7 Foreign Book Covers That Definitely Missed The Mark
Books should be printed and published in every language, every country, and for everyone — at least, that's how I feel. However, sometimes there's a misunderstanding or translation issue — and not always in the word department. There are some foreign book covers that are available in multiple languages that don't exactly portray the most, um, accurate summary of the novel itself. Don't get me wrong, I've seen foreign covers that are way better than the original version, no matter where in the world it was published.

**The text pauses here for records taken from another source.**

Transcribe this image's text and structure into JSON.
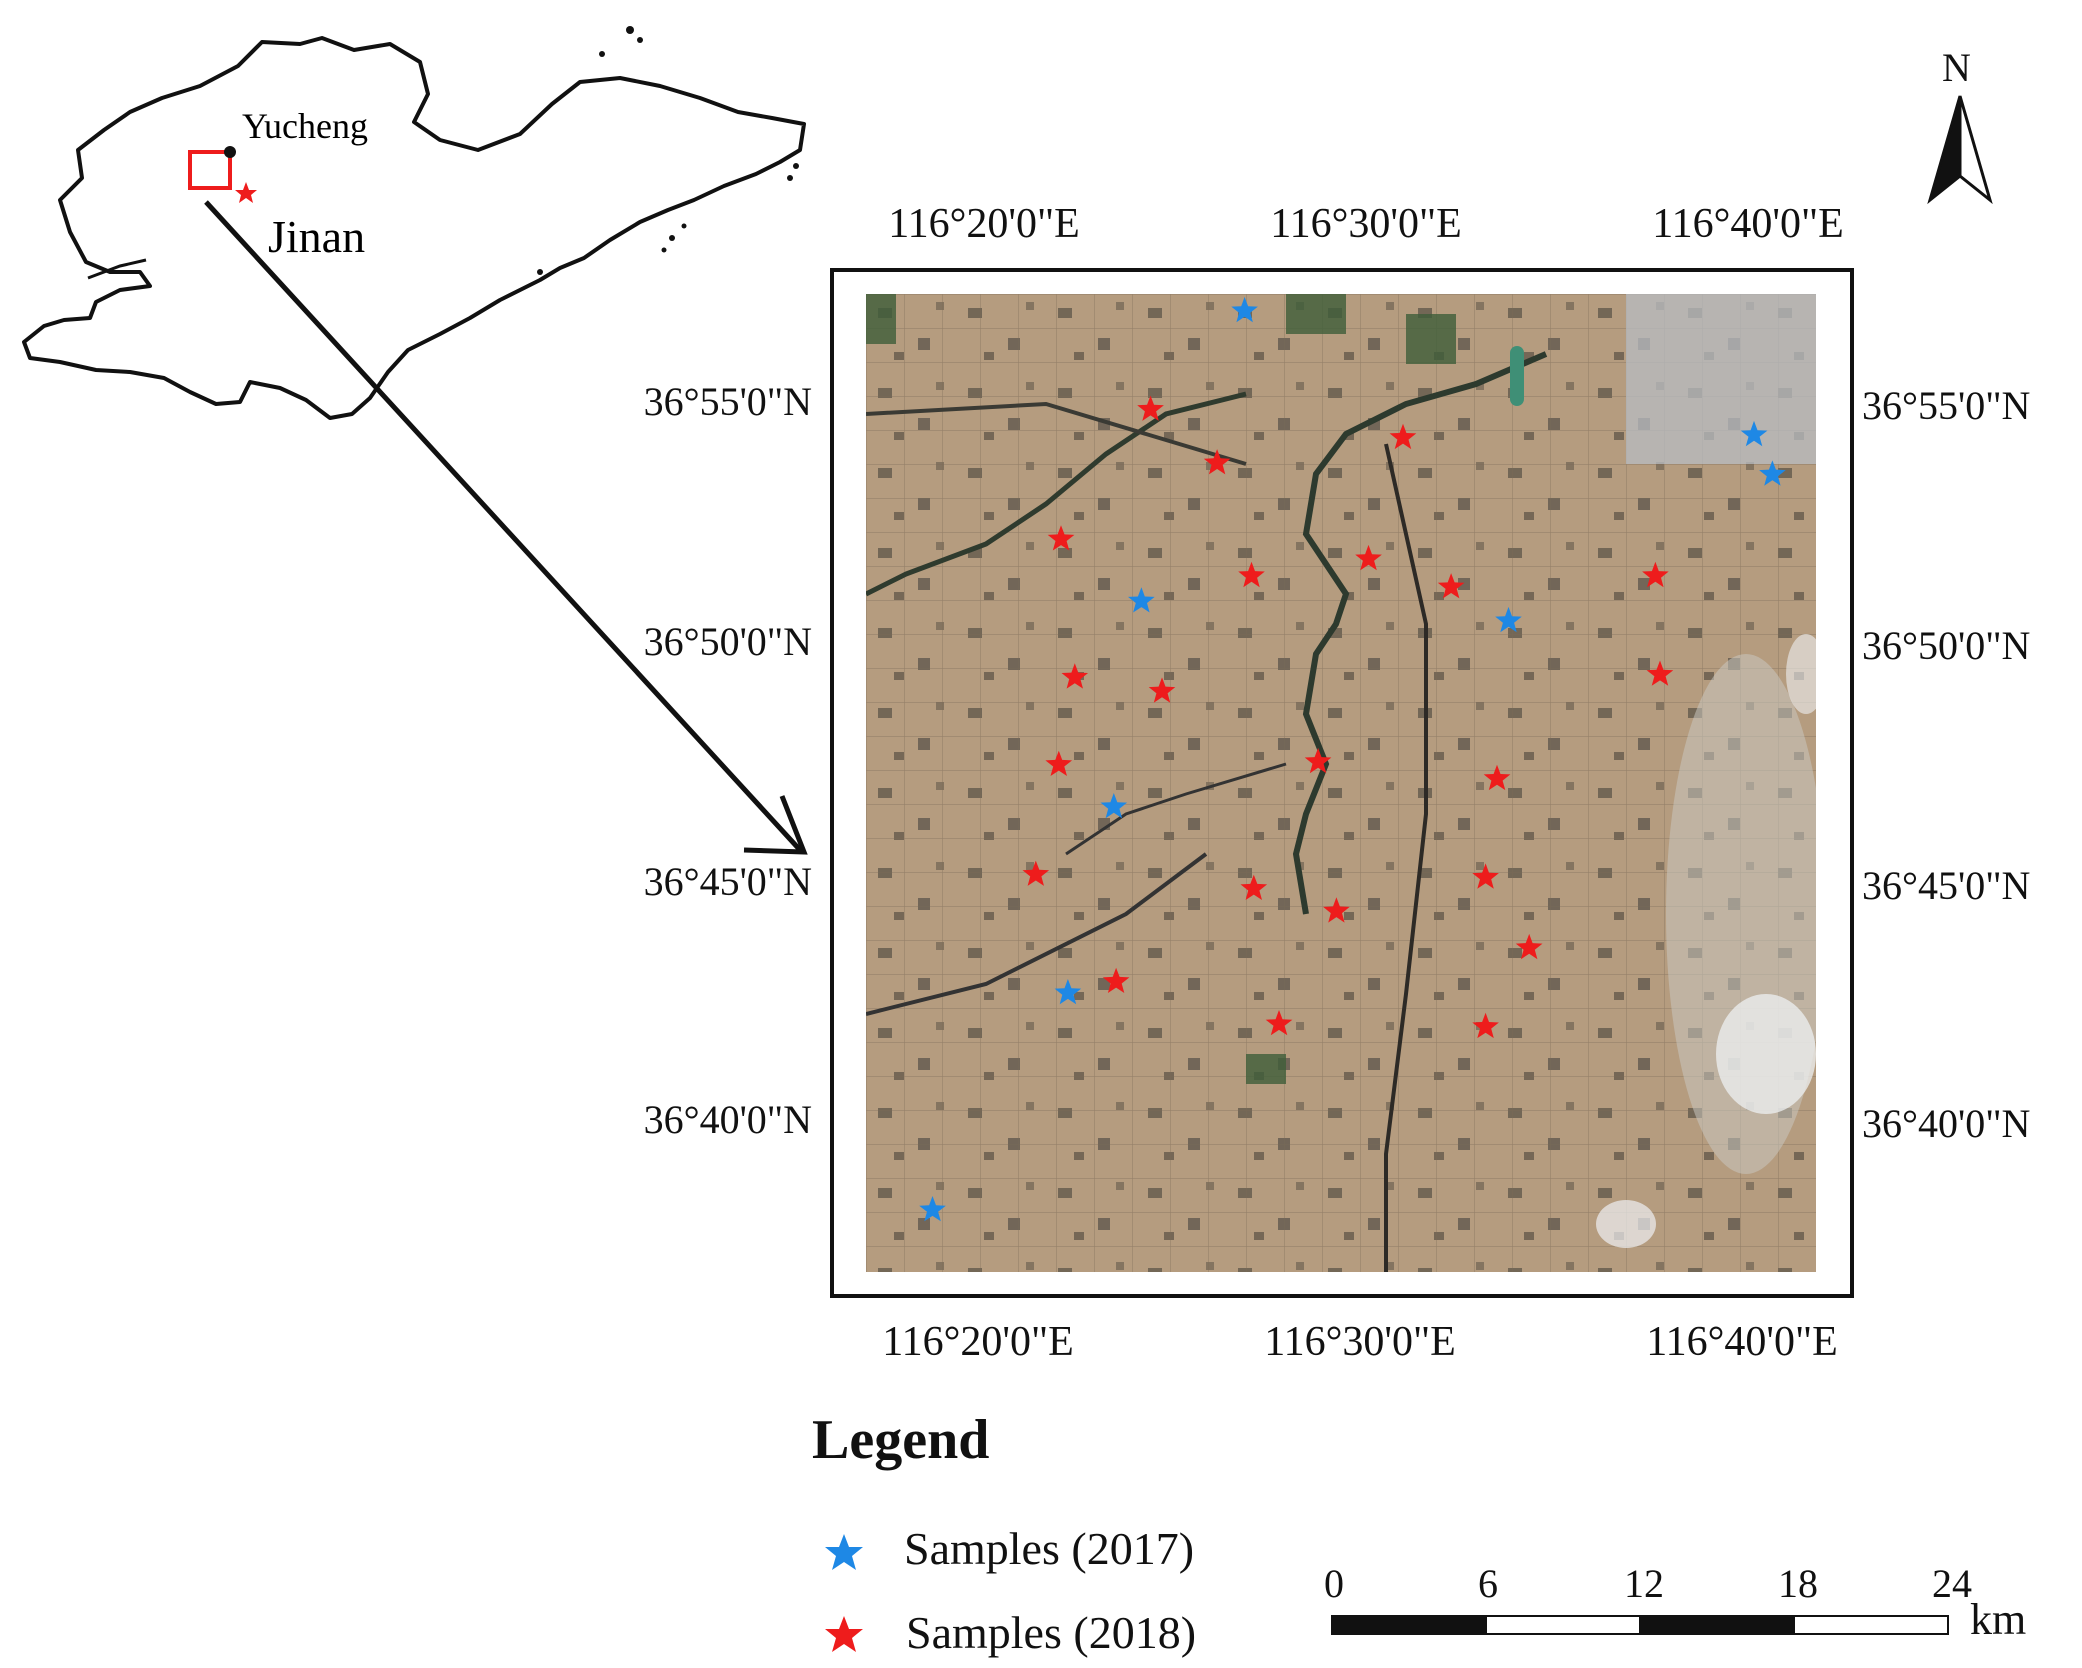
{
  "inset": {
    "yucheng_label": "Yucheng",
    "jinan_label": "Jinan"
  },
  "north_arrow": {
    "label": "N"
  },
  "map": {
    "lon_ticks_top": [
      "116°20'0\"E",
      "116°30'0\"E",
      "116°40'0\"E"
    ],
    "lon_ticks_bottom": [
      "116°20'0\"E",
      "116°30'0\"E",
      "116°40'0\"E"
    ],
    "lat_ticks_left": [
      "36°55'0\"N",
      "36°50'0\"N",
      "36°45'0\"N",
      "36°40'0\"N"
    ],
    "lat_ticks_right": [
      "36°55'0\"N",
      "36°50'0\"N",
      "36°45'0\"N",
      "36°40'0\"N"
    ]
  },
  "legend": {
    "title": "Legend",
    "items": [
      {
        "label": "Samples (2017)",
        "color": "#1e88e5"
      },
      {
        "label": "Samples (2018)",
        "color": "#ee1c1c"
      }
    ]
  },
  "scale_bar": {
    "ticks": [
      "0",
      "6",
      "12",
      "18",
      "24"
    ],
    "unit": "km"
  },
  "samples_2017": [
    {
      "lon": 116.464,
      "lat": 36.95
    },
    {
      "lon": 116.686,
      "lat": 36.906
    },
    {
      "lon": 116.694,
      "lat": 36.892
    },
    {
      "lon": 116.419,
      "lat": 36.847
    },
    {
      "lon": 116.579,
      "lat": 36.84
    },
    {
      "lon": 116.407,
      "lat": 36.774
    },
    {
      "lon": 116.387,
      "lat": 36.708
    },
    {
      "lon": 116.328,
      "lat": 36.631
    }
  ],
  "samples_2018": [
    {
      "lon": 116.423,
      "lat": 36.915
    },
    {
      "lon": 116.533,
      "lat": 36.905
    },
    {
      "lon": 116.452,
      "lat": 36.896
    },
    {
      "lon": 116.384,
      "lat": 36.869
    },
    {
      "lon": 116.467,
      "lat": 36.856
    },
    {
      "lon": 116.518,
      "lat": 36.862
    },
    {
      "lon": 116.554,
      "lat": 36.852
    },
    {
      "lon": 116.643,
      "lat": 36.856
    },
    {
      "lon": 116.39,
      "lat": 36.82
    },
    {
      "lon": 116.428,
      "lat": 36.815
    },
    {
      "lon": 116.645,
      "lat": 36.821
    },
    {
      "lon": 116.383,
      "lat": 36.789
    },
    {
      "lon": 116.496,
      "lat": 36.79
    },
    {
      "lon": 116.574,
      "lat": 36.784
    },
    {
      "lon": 116.373,
      "lat": 36.75
    },
    {
      "lon": 116.468,
      "lat": 36.745
    },
    {
      "lon": 116.569,
      "lat": 36.749
    },
    {
      "lon": 116.504,
      "lat": 36.737
    },
    {
      "lon": 116.588,
      "lat": 36.724
    },
    {
      "lon": 116.408,
      "lat": 36.712
    },
    {
      "lon": 116.479,
      "lat": 36.697
    },
    {
      "lon": 116.569,
      "lat": 36.696
    }
  ]
}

However, there are other times when those covers just miss the mark — dramatically.
From classics to new best-sellers, successful book covers are meant to capture the essence of a novel in one image and that's no easy task. Books covers can be too simple or too detailed, and it's hard to nail down the perfect one which is why the rule of "Never judge a book by its cover" exists.
If you're like me and enjoy seeing some outrageously strange book covers, you're in for a treat. From Harry Potter to The Catcher and the Rye, here are seven weird foreign book covers that just don't make much sense:
1. Harry Potter and the Sorcerer's Stone by J.K. Rowling (Swedish Cover)
When did Harry acquire magical pants, or is Hedwig just suddenly able to carry him on board the Hogwarts Express?
2. Harry Potter and the Chamber of Secrets by J.K. Rowling (Italian Cover)
So there's Hogwarts off in the corner, (looking more like a Disney castle, apparently), and a python emerging from the clouds while Harry attempts to grab the Golden Snitch. I don't know about you, but this seems like more of a fitting cover for The Never Ending Story.
3. Twilight by Stephenie Meyer (Norwegian Cover)
Whatever you do, don't follow the sugar-coated candy hearts into the forest where the vampires live! At least, that's all I'm getting from this Norwegian cover of Twilight.
4. The Hunger Games by Suzanne Collins (Russian Cover)
I'm fairly certain Peeta never ran around shirtless in the rain with Katniss, but this cover says otherwise. Taking one glance at it I'd assume it was some romance filled with drama — not filled with a fight to the death battle in an arena full of children and a poorly governed civilization.
5. American Gods by Neil Gaiman (French Cover)
American Gods are apparently superheroes in France, and by the looks of it, it seems like this striking hero is a mix of Thor, Superman, and the Hulk.
6. The Catcher and the Rye by J.D. Salinger (Lithuanian Cover)
The Catcher and the Rye — oh! That classic coming-of-age tale about a boy who can.... fly? While this is an interesting cover, it doesn't really suit the theme of the story at all.
7. The Fault in Our Stars by John Green (Swedish Cover)
I saved the best for last. I'm not sure if you were aware or not, but TFiOS, the story about two terminally ill teens falling in love for the first time can actually be summed up by a tattoo drawing of a skull.